Ship congestion around the ports of Los Angeles and Long Beach hit an unprecedented level, worsening the bottleneck at the busiest gateway for U.S. imports.
A record 38 container ships are awaiting berth space—36 at anchor and two more that were directed to wait in designated areas at sea until anchorages are available, the Marine Exchange of Southern California said in a note late Thursday. It’s the first time since 2004 that so-called drift zones have been used to manage traffic into the neighboring ports.
“This is a problem which does not have a short-term fix,” said Lars Jensen, chief executive officer of SeaIntelligence Consulting in Copenhagen.
Just how long it lasts hinges on whether the carriers maintain scheduled sailings to the U.S. or cancel some trips in coming weeks. The best-case scenario to relieve the pressure: a seasonal decline in shipments from Asia after Chinese New Year in mid-February.
“This will dampen the inwards flow of goods by the end of February and give some breathing room to clear the backlog—but that clearing will still take some time,” Jensen said.
Remembering Peak China
Southern California’s main port complex has managed through gridlock before, most recently an episode caused by a labor dispute in 2015. The port infrastructure also threatened to be overwhelmed in 2004 when—three years after China joined the World Trade Organization—dozens of ships laden with Chinese goods also proved a challenge.
The main difference now is cargo ships are even bigger and take longer to unload, and Covid-19 presents a host of workplace challenges on the waterfront.
The vessels floating off Los Angeles have capacity to be carrying almost 300,000 containers measured by 20-foot equivalent units, according to the marine exchange’s list. L.A. says it’s expecting to handle 155,000 inbound containers next week, 80% more than a year ago, and Long Beach estimates taking in just under 100,000.
On top of the sheer volume of the loaded vessels, port authorities are facing another round of inclement weather Friday that could make for choppy conditions. Earlier this week strong winds and 17-foot (5.2-meter) swells prompted several vessels to hoist anchor and seek safety away from shore.
“We do not currently anticipate the storm will be bad enough for ships at anchor to go to sea for storm avoidance, but we’re ready to do so if any ship captains decide to do that,” Kip Louttit, executive director of the marine exchange, said in the note.
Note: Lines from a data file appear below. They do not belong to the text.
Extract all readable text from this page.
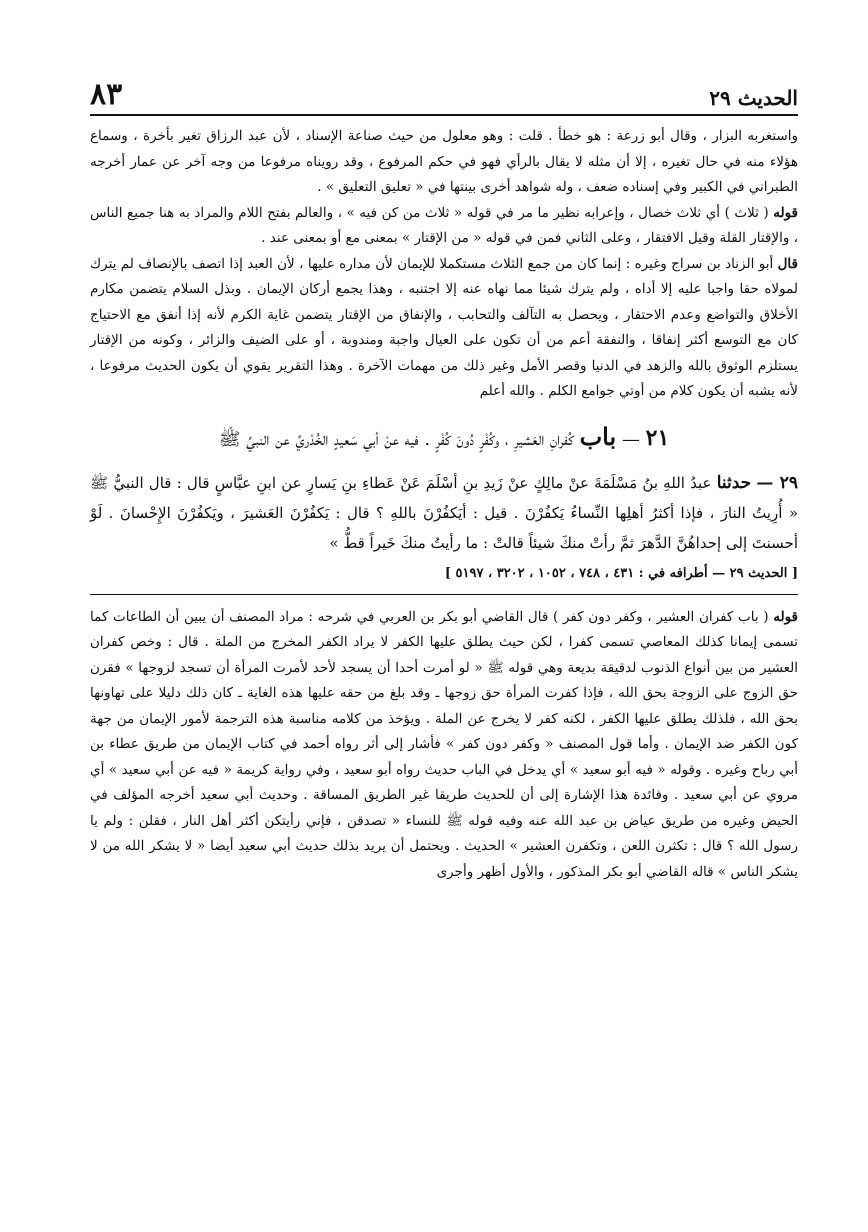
الحديث ٢٩
٨٣

واستغربه البزار ، وقال أبو زرعة : هو خطأ . قلت : وهو معلول من حيث صناعة الإسناد ، لأن عبد الرزاق تغير بأخرة ، وسماع هؤلاء منه في حال تغيره ، إلا أن مثله لا يقال بالرأي فهو في حكم المرفوع ، وقد رويناه مرفوعا من وجه آخر عن عمار أخرجه الطبراني في الكبير وفي إسناده ضعف ، وله شواهد أخرى بينتها في « تعليق التعليق » .

قوله ( ثلاث ) أي ثلاث خصال ، وإعرابه نظير ما مر في قوله « ثلاث من كن فيه » ، والعالم بفتح اللام والمراد به هنا جميع الناس ، والإقتار القلة وقيل الافتقار ، وعلى الثاني فمن في قوله « من الإقتار » بمعنى مع أو بمعنى عند .

قال أبو الزناد بن سراج وغيره : إنما كان من جمع الثلاث مستكملا للإيمان لأن مداره عليها ، لأن العبد إذا اتصف بالإنصاف لم يترك لمولاه حقا واجبا عليه إلا أداه ، ولم يترك شيئا مما نهاه عنه إلا اجتنبه ، وهذا يجمع أركان الإيمان . وبذل السلام يتضمن مكارم الأخلاق والتواضع وعدم الاحتقار ، ويحصل به التآلف والتحابب ، والإنفاق من الإقتار يتضمن غاية الكرم لأنه إذا أنفق مع الاحتياج كان مع التوسع أكثر إنفاقا ، والنفقة أعم من أن تكون على العيال واجبة ومندوبة ، أو على الضيف والزائر ، وكونه من الإقتار يستلزم الوثوق بالله والزهد في الدنيا وقصر الأمل وغير ذلك من مهمات الآخرة . وهذا التقرير يقوي أن يكون الحديث مرفوعا ، لأنه يشبه أن يكون كلام من أوتي جوامع الكلم . والله أعلم

٢١ — باب كُفرانِ العَشيرِ ، وكُفْرٍ دُونَ كُفْرٍ . فيه عنْ أبي سَعيدٍ الخُدْريِّ عن النبيِّ ﷺ

٢٩ — حدثنا عبدُ اللهِ بنُ مَسْلَمَةَ عنْ مالِكٍ عنْ زَيدِ بنِ أسْلَمَ عَنْ عَطاءِ بنِ يَسارٍ عن ابنِ عبَّاسٍ قال : قال النبيُّ ﷺ « أُرِيتُ النارَ ، فإذا أكثرُ أهلِها النِّساءُ يَكفُرْنَ . قيل : أيَكفُرْنَ باللهِ ؟ قال : يَكفُرْنَ العَشيرَ ، ويَكفُرْنَ الإِحْسانَ . لَوْ أحسنتَ إلى إحداهُنَّ الدَّهرَ ثمَّ رأتْ منكَ شيئاً قالتْ : ما رأيتُ منكَ خَيراً قطُّ »

[ الحديث ٢٩ — أطرافه في : ٤٣١ ، ٧٤٨ ، ١٠٥٢ ، ٣٢٠٢ ، ٥١٩٧ ]

قوله ( باب كفران العشير ، وكفر دون كفر ) قال القاضي أبو بكر بن العربي في شرحه : مراد المصنف أن يبين أن الطاعات كما تسمى إيمانا كذلك المعاصي تسمى كفرا ، لكن حيث يطلق عليها الكفر لا يراد الكفر المخرج من الملة . قال : وخص كفران العشير من بين أنواع الذنوب لدقيقة بديعة وهي قوله ﷺ « لو أمرت أحدا أن يسجد لأحد لأمرت المرأة أن تسجد لزوجها » فقرن حق الزوج على الزوجة بحق الله ، فإذا كفرت المرأة حق زوجها ـ وقد بلغ من حقه عليها هذه الغاية ـ كان ذلك دليلا على تهاونها بحق الله ، فلذلك يطلق عليها الكفر ، لكنه كفر لا يخرج عن الملة . ويؤخذ من كلامه مناسبة هذه الترجمة لأمور الإيمان من جهة كون الكفر ضد الإيمان . وأما قول المصنف « وكفر دون كفر » فأشار إلى أثر رواه أحمد في كتاب الإيمان من طريق عطاء بن أبي رباح وغيره . وقوله « فيه أبو سعيد » أي يدخل في الباب حديث رواه أبو سعيد ، وفي رواية كريمة « فيه عن أبي سعيد » أي مروي عن أبي سعيد . وفائدة هذا الإشارة إلى أن للحديث طريقا غير الطريق المساقة . وحديث أبي سعيد أخرجه المؤلف في الحيض وغيره من طريق عياض بن عبد الله عنه وفيه قوله ﷺ للنساء « تصدقن ، فإني رأيتكن أكثر أهل النار ، فقلن : ولم يا رسول الله ؟ قال : تكثرن اللعن ، وتكفرن العشير » الحديث . ويحتمل أن يريد بذلك حديث أبي سعيد أيضا « لا يشكر الله من لا يشكر الناس » قاله القاضي أبو بكر المذكور ، والأول أظهر وأجرى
For the queued ships, the wait appears to range from several days to nearly two weeks. The ship that’s first in line to move into berth arrived on Jan. 16, according to the marine exchange’s latest records. More than a dozen container carriers are scheduled to turn up in the next three days.
Ships are piling up outside Los Angeles and other major U.S. ports as American companies try to restock warehouses and consumers—lacking travel and other entertainment options during the pandemic—buy more products for their homes.
Compounding the logjams are issues on land like sick longshoremen, social-distancing restrictions for those who are working, and shortages of equipment and truckers to move the containers.
Companies including Sweden’s Ikea have alerted customers to potential disruptions from global transport delays. Michigan-based appliance maker Whirlpool Corp. is paying more for faster options like air cargo to get its components and products on time. Other firms are dealing with suppliers that are behind schedule.
“The port situation quite frankly is actually getting worse by the day, not better,” Michael Speetzen, interim CEO of Minnesota-based off-road vehicle maker Polaris Inc., said according to a transcript of a conference call this week. “So we know that we’re going to be fighting that.”